|dc.description.abstract||Energy efficiency is of the utmost importance in modern high-performance embedded processor design. As the number of transistors on a chip continues to increase
each year, and processor logic becomes ever more complex, the dynamic switching power cost of running such processors increases. The continual progression in fabrication processes brings a reduction in the feature size of the transistor structures on chips with each new technology generation. This reduction in size increases the significance of leakage power (a constant drain that is proportional to the number of transistors). Particularly in embedded devices, the proportion of an electronic product’s power budget accounted for by the CPU is significant (often as much as 50%).

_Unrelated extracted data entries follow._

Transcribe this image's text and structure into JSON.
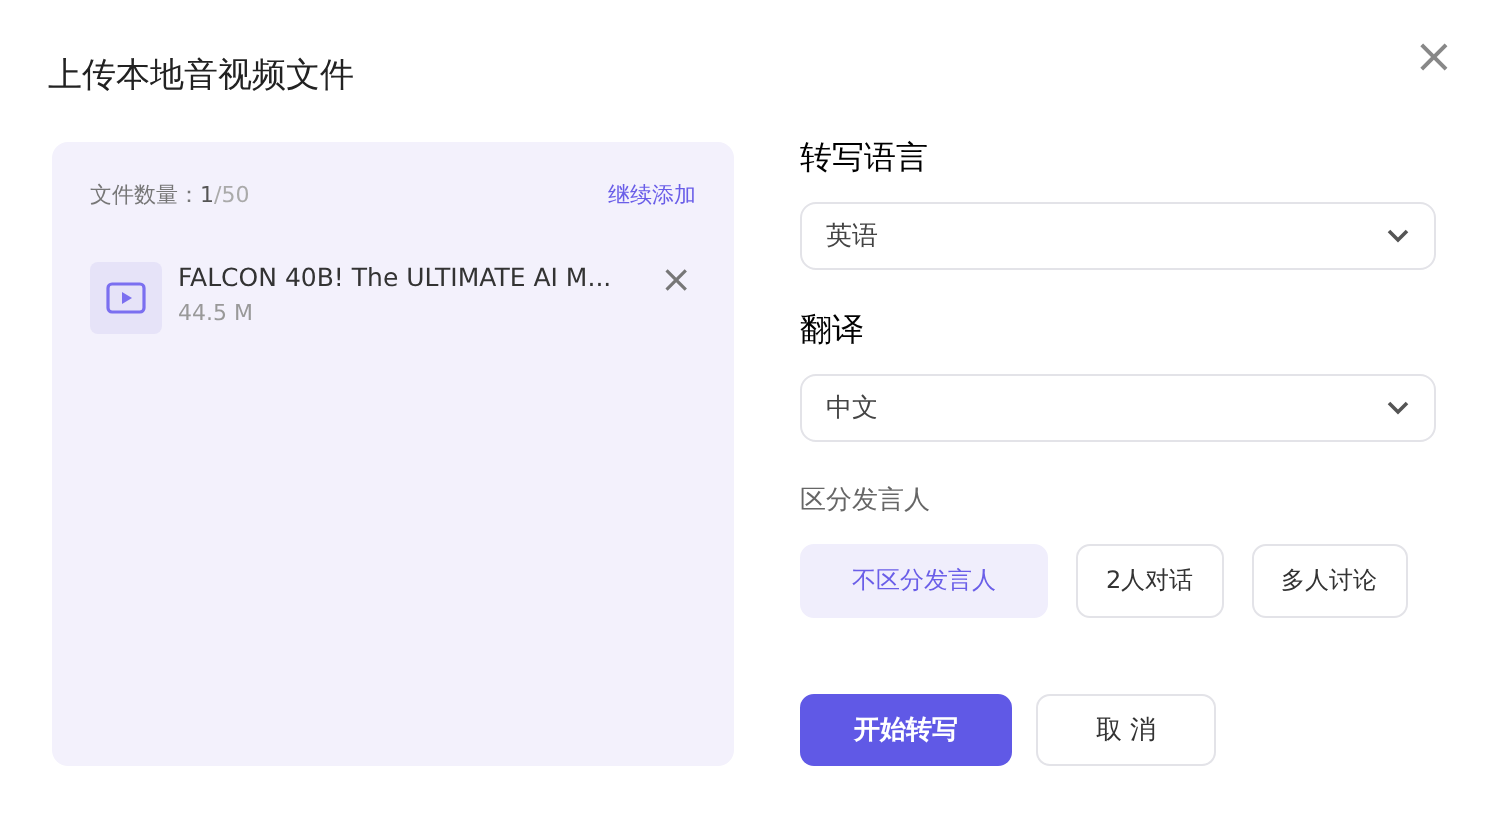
{
  "dialog": {
    "title": "上传本地音视频文件",
    "close": "×"
  },
  "file_panel": {
    "count_label": "文件数量：",
    "count": "1",
    "total": "/50",
    "add_link": "继续添加",
    "files": [
      {
        "name": "FALCON 40B! The ULTIMATE AI M...",
        "size": "44.5 M",
        "remove": "×"
      }
    ]
  },
  "transcribe_language": {
    "label": "转写语言",
    "value": "英语"
  },
  "translation": {
    "label": "翻译",
    "value": "中文"
  },
  "speakers": {
    "label": "区分发言人",
    "options": [
      {
        "label": "不区分发言人",
        "selected": true
      },
      {
        "label": "2人对话",
        "selected": false
      },
      {
        "label": "多人讨论",
        "selected": false
      }
    ]
  },
  "buttons": [
    {
      "label": "开始转写",
      "kind": "primary"
    },
    {
      "label": "取 消",
      "kind": "secondary"
    }
  ]
}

Dynamic branch prediction is a hardware mechanism used to forecast the direction,
and target address, of branch instructions. This is essential to high performance
pipelined and superscalar processors, where the direction and target of branches is not computed until several stages into the pipeline. Accurate branch prediction also acts to increase energy efficiency by reducing the amount of time spent executing mis-speculated instructions. ‘Stalling’ is no longer a sensible option when the significance of static power dissipation is considered. Dynamic branch prediction logic typically accounts for over 10% of a processor’s global power dissipation, making it an obvious target for energy optimisation.
Previous approaches at increasing the energy efficiency of dynamic branch prediction
logic has focused on either fully dynamic or fully static techniques. Dynamic techniques include the introduction of a new cache-like structure that can decide whether branch prediction logic should be accessed for a given branch, and static techniques tend to focus on scheduling around branch instructions so that a prediction is not needed (or the branch is removed completely).
This dissertation explores a method of combining static techniques and profiling
information with simple hardware support in order to reduce the number of
accesses made to a branch predictor. The local delay region is used on unconditional
absolute branches to avoid prediction, and, for most other branches, Adaptive Branch Bias Measurement (through profiling) is used to assign a static prediction that is as accurate as a dynamic prediction for that branch. This information is represented as two hint-bits in branch instructions, and then interpreted by simple hardware logic that bypasses both the lookup and update phases for appropriate branches.
The global processor power saving that can be achieved by this Combined Algorithm
is around 6% on the experimental architectures shown. These architectures
are based upon real contemporary embedded architecture specifications.
The introduction of the Combined Algorithm also significantly reduces the execution
time of programs on Multiple Instruction Issue processors. This is attributed
to the increase achieved in global prediction accuracy.||en